Une maîtrise d’œuvre spécialisée n’est-elle pas plus apte à piloter un chantier de ce type plutôt qu’une entreprise à culture béton?

Elisabeth CAMBILLARD: Absolument pas. Il faut observer un certain nombre de précautions sur la formulation des commandes, sur la préparation de chantier, etc., mais il n’y a pas un saut culturel, de connaissances et de savoir-faire tel qu’un conducteur de travaux " béton " ne puisse s’adapter à cette filière. En revanche, une mission de maîtrise d’œuvre étendue serait utile en matière de surveillance technique, par exemple sur la mise en place des matériaux.

C’est surtout l’expérience qui manquait à l’entreprise générale.

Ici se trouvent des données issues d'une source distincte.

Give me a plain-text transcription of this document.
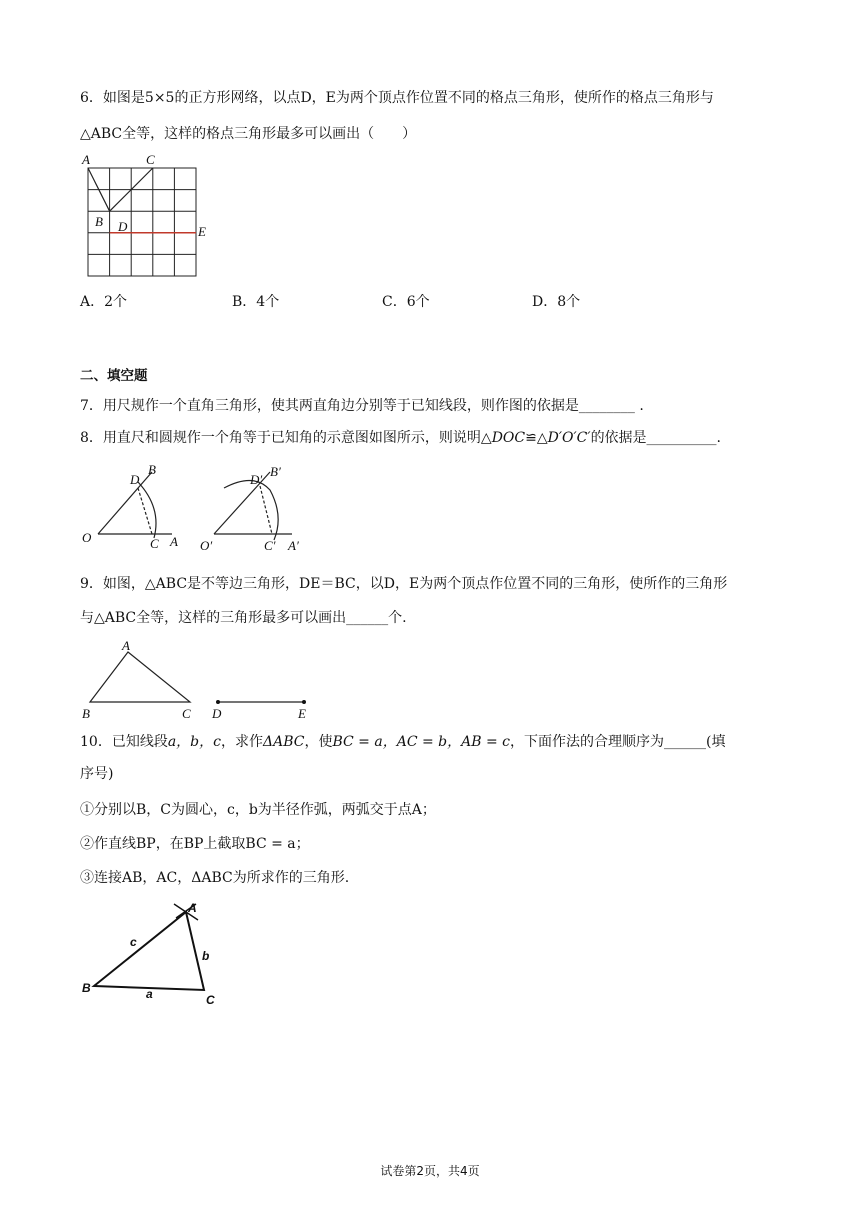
6．如图是5×5的正方形网络，以点D，E为两个顶点作位置不同的格点三角形，使所作的格点三角形与
△ABC全等，这样的格点三角形最多可以画出（　　）
A	C
B D	E
A．2个	B．4个	C．6个	D．8个
二、填空题
7．用尺规作一个直角三角形，使其两直角边分别等于已知线段，则作图的依据是________ .
8．用直尺和圆规作一个角等于已知角的示意图如图所示，则说明△DOC≌△D′O′C′的依据是__________.
O	C A
D
B
O′	C′ A′
D′
B′
9．如图，△ABC是不等边三角形，DE＝BC，以D，E为两个顶点作位置不同的三角形，使所作的三角形
与△ABC全等，这样的三角形最多可以画出______个.
A
B	C D	E
10．已知线段a，b，c，求作ΔABC，使BC = a，AC = b，AB = c，下面作法的合理顺序为______(填
序号)
①分别以B，C为圆心，c，b为半径作弧，两弧交于点A；
②作直线BP，在BP上截取BC = a；
③连接AB，AC，ΔABC为所求作的三角形.
B
A
C
a
b
c
试卷第2页，共4页
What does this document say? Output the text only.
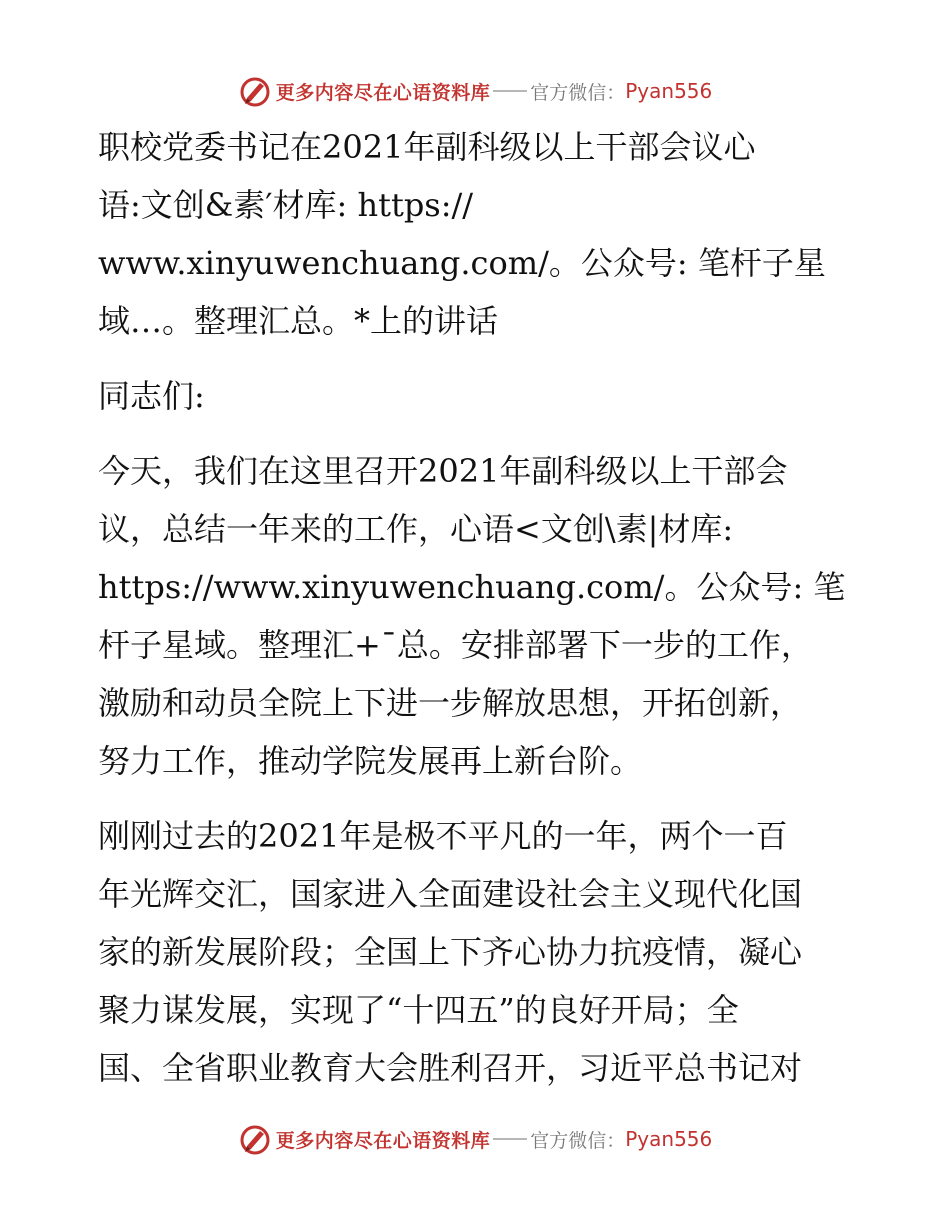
更多内容尽在心语资料库 官方微信： Pyan556
职校党委书记在2021年副科级以上干部会议心
语:文创&素′材库: https://
www.xinyuwenchuang.com/。公众号: 笔杆子星
域…。整理汇总。*上的讲话
同志们:
今天，我们在这里召开2021年副科级以上干部会
议，总结一年来的工作，心语<文创\素|材库:
https://www.xinyuwenchuang.com/。公众号: 笔
杆子星域。整理汇+¯总。安排部署下一步的工作，
激励和动员全院上下进一步解放思想，开拓创新，
努力工作，推动学院发展再上新台阶。
刚刚过去的2021年是极不平凡的一年，两个一百
年光辉交汇，国家进入全面建设社会主义现代化国
家的新发展阶段；全国上下齐心协力抗疫情，凝心
聚力谋发展，实现了“十四五”的良好开局；全
国、全省职业教育大会胜利召开，习近平总书记对
更多内容尽在心语资料库 官方微信： Pyan556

Ainsi le manque de préparation et de synthèse en phase amont s’est trouvé de fait reporté sur l’aval. ll a fallu retravailler de manière concertée les enchaînements entre les corps d’état les plus sensibles, le chantier étant bloqué. Une période de trois semaines a été nécessaire pour que les détails soient mis au point afin que les corps d’état puissent travailler ensemble. En fait, le flottement de départ était consécutif à une mauvaise estimation de la gestion d’un tel chantier. En particulier, la planification n’était pas suffisamment stricte pour permettre aux entreprises de caler leur intervention dans une vision interactive des enchaînements. En parallèle, le conducteur de travaux s’est aussi rendu compte que la gestion des commandes et des flux ne s’accommodait pas " d’à peu près ". Cette opération s’est révélée très structurante pour lui en matière de pilotage de chantier. L’évolution la plus marquante en cours d’opération s’est traduite par une évolution de la planification. L’entreprise générale est passée d’une planification par lot à une répartition par tâches.